By rebutting that lie every time it was uttered, Labour would have been on firm ground. They might have prevented the further immiseration of the weakest in society and would certainly have boosted their own electoral prospects. That they didn't is something for which I have still to hear a convincing explanation.
To admit that but claim that the Tories would have thought and acted no differently had they been in power might have been true but won't do. The only way Labour in opposition could have tried that line would have been by purging from the front bench or any sniff of power all those responsible for swallowing that bullshit, starting with Ed Balls, and apologising for ever having believed a word of it.
Such a course of action would, of course, have been characterised by the Tory media as Labour returning to the bad old days of hostility to business, a prospect presumably too scary to be countenanced by Labour's leadership, even if the perfectly good counter-argument was there to be made that the only aspects of business they were hostile to are the same that everyone is hostile to: criminality, stupidity, recklessness and scrounging off the taxpayer.
Interesting here that we assume LRB readers all vote Labour in a classic, Guardian-reading, breathy, soul-searching, say-one-thing, do-another way.
In fact correspondents here are still talking about narratives and store-wees. Normal, ordinary, everyday, hardworking familes might wonder whether they're on a cultural studies course at Goldsmiths or attending a nursery school, while this Labour newspaper - THIS LABOUR NEWSPAPER - is hiring taxis to scuttle round a country handing out redundancy notices to its own supporters.
I will unpack, deconstruct or spell this out if you like, but I thought LRB readers could read.
Five more years of neo-Labour, Guardianish-reading-ish mush is looking to me incredibly collusive with the British establishment. It really does seem like, "Let the adults govern - we just want to be rebellious."
Maybe the why-oh-why guff posted here is making me crazedly compact what I have to say into incomprehensibility, but I sure thought LRB readers were good at reading and getting references.
The British establishment is a real, hell of a big bloc. Successful raids on it have been incredibly rare.

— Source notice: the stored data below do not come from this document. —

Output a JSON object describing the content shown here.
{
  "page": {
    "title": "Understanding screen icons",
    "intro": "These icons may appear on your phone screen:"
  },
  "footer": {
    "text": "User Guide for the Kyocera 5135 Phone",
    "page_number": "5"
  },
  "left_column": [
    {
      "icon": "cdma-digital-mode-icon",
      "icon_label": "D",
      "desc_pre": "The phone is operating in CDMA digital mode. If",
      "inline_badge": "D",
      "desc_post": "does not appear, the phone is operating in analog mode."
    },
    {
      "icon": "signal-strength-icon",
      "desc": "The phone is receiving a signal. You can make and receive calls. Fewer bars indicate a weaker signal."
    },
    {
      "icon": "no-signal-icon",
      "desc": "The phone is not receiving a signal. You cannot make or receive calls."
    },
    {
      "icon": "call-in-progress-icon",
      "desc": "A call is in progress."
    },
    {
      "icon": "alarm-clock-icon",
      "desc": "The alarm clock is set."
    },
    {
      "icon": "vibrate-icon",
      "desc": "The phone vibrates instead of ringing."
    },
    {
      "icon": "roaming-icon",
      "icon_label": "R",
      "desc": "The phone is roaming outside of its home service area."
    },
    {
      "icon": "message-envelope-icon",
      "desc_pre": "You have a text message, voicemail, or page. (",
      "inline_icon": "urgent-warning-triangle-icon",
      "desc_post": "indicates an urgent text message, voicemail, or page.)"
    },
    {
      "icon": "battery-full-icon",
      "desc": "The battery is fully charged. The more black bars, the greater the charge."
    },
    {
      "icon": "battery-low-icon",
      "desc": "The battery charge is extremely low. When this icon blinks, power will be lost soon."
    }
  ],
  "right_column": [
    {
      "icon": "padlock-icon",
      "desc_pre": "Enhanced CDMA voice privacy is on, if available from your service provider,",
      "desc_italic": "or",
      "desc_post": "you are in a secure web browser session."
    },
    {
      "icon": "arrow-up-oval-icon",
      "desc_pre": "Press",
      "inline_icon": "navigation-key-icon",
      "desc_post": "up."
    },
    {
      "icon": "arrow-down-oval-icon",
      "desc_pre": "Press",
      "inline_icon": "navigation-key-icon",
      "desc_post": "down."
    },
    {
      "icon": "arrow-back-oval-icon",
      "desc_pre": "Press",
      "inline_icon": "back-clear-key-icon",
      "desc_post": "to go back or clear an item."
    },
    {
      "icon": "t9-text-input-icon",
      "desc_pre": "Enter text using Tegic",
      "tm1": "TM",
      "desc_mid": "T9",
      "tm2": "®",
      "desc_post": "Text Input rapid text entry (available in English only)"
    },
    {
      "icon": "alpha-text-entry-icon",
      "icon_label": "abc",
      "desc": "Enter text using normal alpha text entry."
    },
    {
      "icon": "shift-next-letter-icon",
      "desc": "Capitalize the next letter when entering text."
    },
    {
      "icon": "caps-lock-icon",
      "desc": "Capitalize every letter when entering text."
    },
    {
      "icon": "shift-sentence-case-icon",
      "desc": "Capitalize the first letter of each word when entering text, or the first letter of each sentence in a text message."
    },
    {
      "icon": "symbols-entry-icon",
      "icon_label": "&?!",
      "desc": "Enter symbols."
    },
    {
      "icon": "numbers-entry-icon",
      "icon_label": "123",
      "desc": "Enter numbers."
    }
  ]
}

Even the New Blair Project - groan, you won't get it - is now looking like part of the divisive, invisible, quasi-populist but actually oppressive poshifying of Britain.
God, you're right, I'm beginning to sound like John Otway shambling round the House of Lords at night, having broken in, thinking he was in Buckingham Palace and might share a bedside fag with the Queen, ranting alone to the deathwatch beetles as they stare stonily into their mobile phones.

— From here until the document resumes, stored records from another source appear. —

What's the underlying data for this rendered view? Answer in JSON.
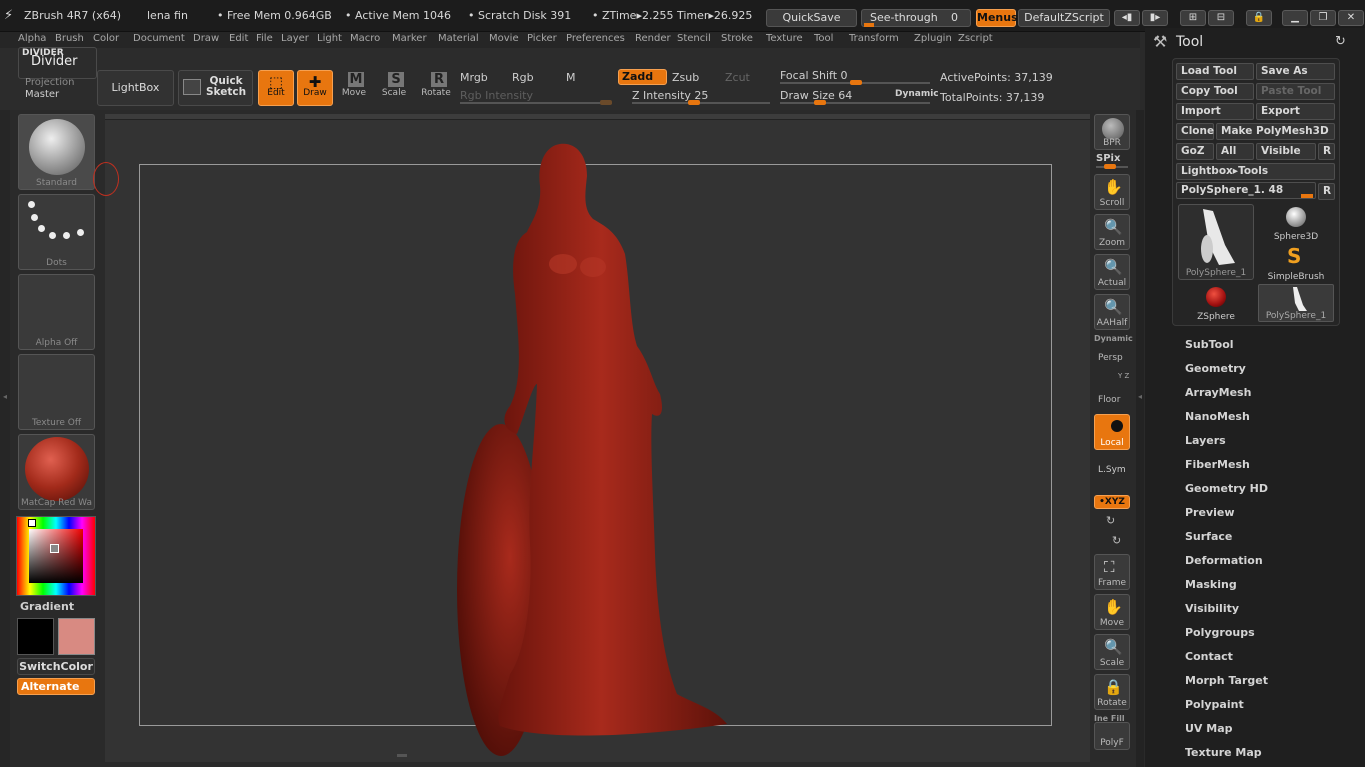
{
  "titlebar": {
    "app": "ZBrush 4R7 (x64)",
    "file": "lena fin",
    "free_mem": "• Free Mem 0.964GB",
    "active_mem": "• Active Mem 1046",
    "scratch": "• Scratch Disk 391",
    "ztime": "• ZTime▸2.255 Timer▸26.925",
    "quicksave": "QuickSave",
    "see_through": "See-through",
    "see_through_value": "0",
    "menus": "Menus",
    "default_script": "DefaultZScript"
  },
  "menubar": [
    "Alpha",
    "Brush",
    "Color",
    "Document",
    "Draw",
    "Edit",
    "File",
    "Layer",
    "Light",
    "Macro",
    "Marker",
    "Material",
    "Movie",
    "Picker",
    "Preferences",
    "Render",
    "Stencil",
    "Stroke",
    "Texture",
    "Tool",
    "Transform",
    "Zplugin",
    "Zscript"
  ],
  "shelf": {
    "divider_small": "DIVIDER",
    "divider": "Divider",
    "projection": "Projection",
    "master": "Master",
    "lightbox": "LightBox",
    "quick": "Quick",
    "sketch": "Sketch",
    "edit": "Edit",
    "draw": "Draw",
    "move": "Move",
    "scale": "Scale",
    "rotate": "Rotate",
    "mrgb": "Mrgb",
    "rgb": "Rgb",
    "m": "M",
    "zadd": "Zadd",
    "zsub": "Zsub",
    "zcut": "Zcut",
    "rgb_intensity": "Rgb Intensity",
    "z_intensity": "Z Intensity 25",
    "focal_shift": "Focal Shift 0",
    "draw_size": "Draw Size 64",
    "dynamic": "Dynamic",
    "active_points": "ActivePoints: 37,139",
    "total_points": "TotalPoints: 37,139"
  },
  "left": {
    "standard": "Standard",
    "dots": "Dots",
    "alpha_off": "Alpha Off",
    "texture_off": "Texture Off",
    "matcap": "MatCap Red Wa",
    "gradient": "Gradient",
    "switchcolor": "SwitchColor",
    "alternate": "Alternate",
    "main_color": "#000000",
    "secondary_color": "#d88a82"
  },
  "right": {
    "bpr": "BPR",
    "spix": "SPix",
    "scroll": "Scroll",
    "zoom": "Zoom",
    "actual": "Actual",
    "aahalf": "AAHalf",
    "dynamic": "Dynamic",
    "persp": "Persp",
    "floor": "Floor",
    "local": "Local",
    "lsym": "L.Sym",
    "xyz": "•XYZ",
    "frame": "Frame",
    "move": "Move",
    "scale": "Scale",
    "rotate": "Rotate",
    "inefill": "Ine Fill",
    "polyf": "PolyF"
  },
  "tool": {
    "title": "Tool",
    "load_tool": "Load Tool",
    "save_as": "Save As",
    "copy_tool": "Copy Tool",
    "paste_tool": "Paste Tool",
    "import": "Import",
    "export": "Export",
    "clone": "Clone",
    "make_polymesh": "Make PolyMesh3D",
    "goz": "GoZ",
    "all": "All",
    "visible": "Visible",
    "r": "R",
    "lightbox_tools": "Lightbox▸Tools",
    "current_tool": "PolySphere_1. 48",
    "thumbs": [
      "PolySphere_1",
      "Sphere3D",
      "SimpleBrush",
      "ZSphere",
      "PolySphere_1"
    ],
    "sections": [
      "SubTool",
      "Geometry",
      "ArrayMesh",
      "NanoMesh",
      "Layers",
      "FiberMesh",
      "Geometry HD",
      "Preview",
      "Surface",
      "Deformation",
      "Masking",
      "Visibility",
      "Polygroups",
      "Contact",
      "Morph Target",
      "Polypaint",
      "UV Map",
      "Texture Map"
    ]
  },
  "colors": {
    "accent": "#e8760f",
    "model": "#9c2418"
  }
}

Dear, oh, dear. (© S. Wood, 2015)
After Tony Blair's election as Labour Party leader in 1994, Thatcher praised Blair in an interview as "probably the most formidable Labour leader since Hugh Gaitskell. I see a lot of socialism behind their front bench, but not in Mr Blair. I think he genuinely has moved". (source: Wikipedia)
Unfortunately, she was absolutely right: Blair was the heir to Thatcher, not John Major.

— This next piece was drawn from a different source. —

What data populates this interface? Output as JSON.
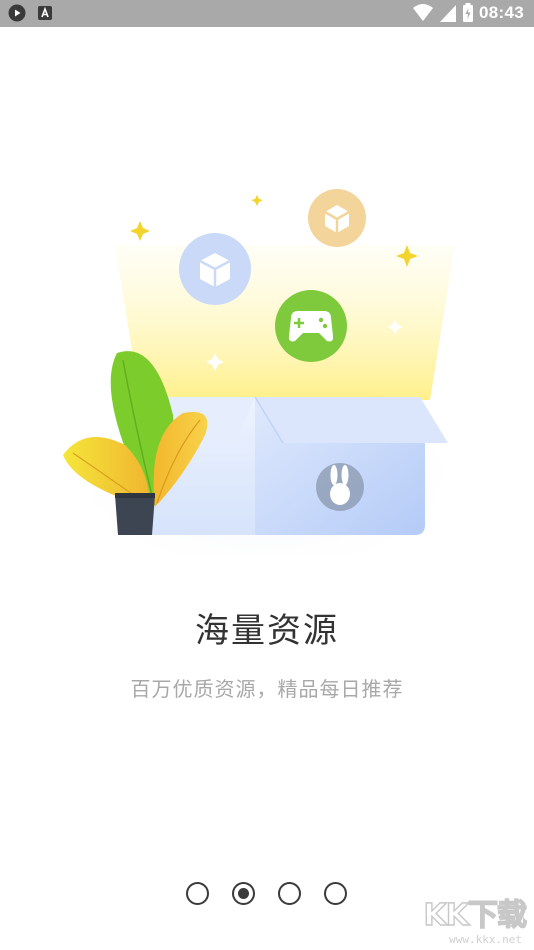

That is a rather eccentric notion of democracy, and just as perverse had Labour won with that level of support.
They could surely achieve maximum value out of the new, gushy, windy buzzword, "aspiration". Horny-handed builders could be shamed into aspiring to be architects.
Please be reassured that I am so excercised by the failure of Labour to gain the popular imagination of the ghastly people that I expect the men in white coats any day.